研究課題/領域番号 |
26760007
|
研究機関 | 横浜市立大学 |
研究代表者 |
伊藤 千尋 横浜市立大学, 都市社会文化研究科, 特別研究員 (00609662)
|
研究期間 (年度) |
2014-04-01 – 2017-03-31
|
キーワード | ジンバブウェ / ザンビア / カリバ湖 / 資源管理 / 商業漁業 / カペンタ漁 |
研究実績の概要 |
自然資源に依存した産業が経済を支えているアフリカでは、資源の持続的な利用・管理の枠組みを構築することは急務である。本研究では、南部アフリカに位置するカリバ湖沿岸の主要な漁業資源であるカペンタを対象として、カペンタ産業をめぐる社会の動態を明らかにし、持続的な利用・管理の枠組みを構築することを目的としている。研究対象地はザンビアとジンバブウェである。 初年度にあたる平成26年度は、これまでに収集した歴史資料や政策文書の分析、既往研究や統計データの整理を中心に行った。特に注目した点は、2000年以降の政治・経済危機によりジンバブウェにおける商業漁業をめぐる制度的枠組みが変化してきたことである。同国では植民地支配の下で「白人」入植者らが独占してきた資源を、黒人に再分配するよう求める圧力が高まっていた。それが顕著に表出したのが、2000年以降の土地改革であった。本研究が対象とした商業漁業部門においても土地改革の動向と連動して、許可証(漁業権)の再分配が実施されていた。これら一連の変化にともない、従来は許可証を他者に貸し出すことは禁じられてきたが、一時的に貸借を認める新たな制度が付随的に生まれ、商業漁業に参入することが容易になった。
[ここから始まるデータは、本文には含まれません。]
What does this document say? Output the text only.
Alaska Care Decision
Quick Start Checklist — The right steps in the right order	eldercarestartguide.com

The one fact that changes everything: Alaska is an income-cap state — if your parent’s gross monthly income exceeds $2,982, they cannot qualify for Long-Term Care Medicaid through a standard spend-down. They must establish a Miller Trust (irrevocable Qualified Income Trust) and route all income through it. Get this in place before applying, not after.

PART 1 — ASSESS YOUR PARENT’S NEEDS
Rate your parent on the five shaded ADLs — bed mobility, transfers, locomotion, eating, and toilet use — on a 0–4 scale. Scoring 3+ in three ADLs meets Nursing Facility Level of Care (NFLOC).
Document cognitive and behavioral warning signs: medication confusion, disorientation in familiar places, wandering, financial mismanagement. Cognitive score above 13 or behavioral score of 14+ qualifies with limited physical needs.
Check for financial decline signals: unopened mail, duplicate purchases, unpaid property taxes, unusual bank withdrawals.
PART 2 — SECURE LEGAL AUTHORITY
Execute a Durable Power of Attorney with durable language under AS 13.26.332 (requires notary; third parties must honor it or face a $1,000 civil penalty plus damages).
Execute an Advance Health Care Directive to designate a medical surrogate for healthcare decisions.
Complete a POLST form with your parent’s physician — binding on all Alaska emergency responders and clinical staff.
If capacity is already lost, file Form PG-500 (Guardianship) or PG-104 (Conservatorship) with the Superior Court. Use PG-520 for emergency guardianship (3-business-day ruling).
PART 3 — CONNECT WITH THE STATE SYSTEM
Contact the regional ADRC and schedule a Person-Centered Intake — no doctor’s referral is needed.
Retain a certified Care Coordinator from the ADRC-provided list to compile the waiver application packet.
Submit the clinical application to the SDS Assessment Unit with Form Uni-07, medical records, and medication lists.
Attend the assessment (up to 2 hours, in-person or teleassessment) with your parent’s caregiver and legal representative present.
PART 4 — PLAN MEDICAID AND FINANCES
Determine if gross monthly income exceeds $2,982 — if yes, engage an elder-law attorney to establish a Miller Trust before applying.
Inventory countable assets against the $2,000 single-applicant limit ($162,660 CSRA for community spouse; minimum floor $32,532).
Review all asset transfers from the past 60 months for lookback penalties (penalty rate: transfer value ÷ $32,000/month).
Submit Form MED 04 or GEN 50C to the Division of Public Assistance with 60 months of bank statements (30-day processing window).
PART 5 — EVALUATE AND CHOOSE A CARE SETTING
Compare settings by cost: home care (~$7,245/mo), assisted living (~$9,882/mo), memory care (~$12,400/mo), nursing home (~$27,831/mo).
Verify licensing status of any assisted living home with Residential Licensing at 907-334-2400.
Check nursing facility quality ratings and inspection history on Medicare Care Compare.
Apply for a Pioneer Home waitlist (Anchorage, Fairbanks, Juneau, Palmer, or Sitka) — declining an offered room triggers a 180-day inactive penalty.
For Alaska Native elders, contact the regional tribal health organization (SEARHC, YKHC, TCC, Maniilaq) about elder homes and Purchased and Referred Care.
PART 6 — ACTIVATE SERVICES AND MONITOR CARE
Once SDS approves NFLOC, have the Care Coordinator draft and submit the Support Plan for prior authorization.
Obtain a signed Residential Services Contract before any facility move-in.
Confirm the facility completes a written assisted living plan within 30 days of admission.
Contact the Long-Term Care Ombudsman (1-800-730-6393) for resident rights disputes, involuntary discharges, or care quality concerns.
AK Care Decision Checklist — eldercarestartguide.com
このような制度の変化は、事業者の流動性を高める背景になっていると考えられた。 今後の現地調査においては、事業者の参入の経緯や事業者間の関係性に注目し、資源圧力への影響を検討する。また、今年度の調査の過程で、対象とする魚種が東南アフリカ一帯に広く流通し、ジンバブウェの国内市場にも影響を与えていることが示唆されたため、広域で流通・価格形成プロセスについて調査することも課題となる。
|
現在までの達成度 (区分) |
現在までの達成度 (区分)
3: やや遅れている
理由
今年度は予定に比して現地調査を実施する期間を十分に取ることができなかった。また、特にザンビア側の歴史資料や統計資料が不足しているため、今後は湖を共有するザンビア側ではどのような制度の下で商業漁業が営まれているのかに関する資料を収集する必要がある。
|
今後の研究の推進方策 |
次年度は、ザンビアとジンバブウェにおける現地調査を実施し、事業者の参入の経緯や事業者間の関係性を明らかにする。また、今年度の調査の過程で、対象とする魚種が東南アフリカ一帯に広く流通し、国内市場にも影響を与えていることが示唆されたため、広域調査を実施し、流通・価格形成プロセスについて調査することも課題とする。そして、資源管理の枠組みに関する学術的な議論を整理し、現地調査で得られた結果を論文として発表する。
|
次年度使用額が生じた理由 |
今年度は現地調査に十分な時間を取ることができず、外国旅費として計上していた予算が未使用となった。
|
次年度使用額の使用計画 |
来年度に予定しているザンビア・ジンバブウェでの現地調査、流通に関する東南アフリカでの広域調査およびイギリスの研究機関での資料収集に充当する。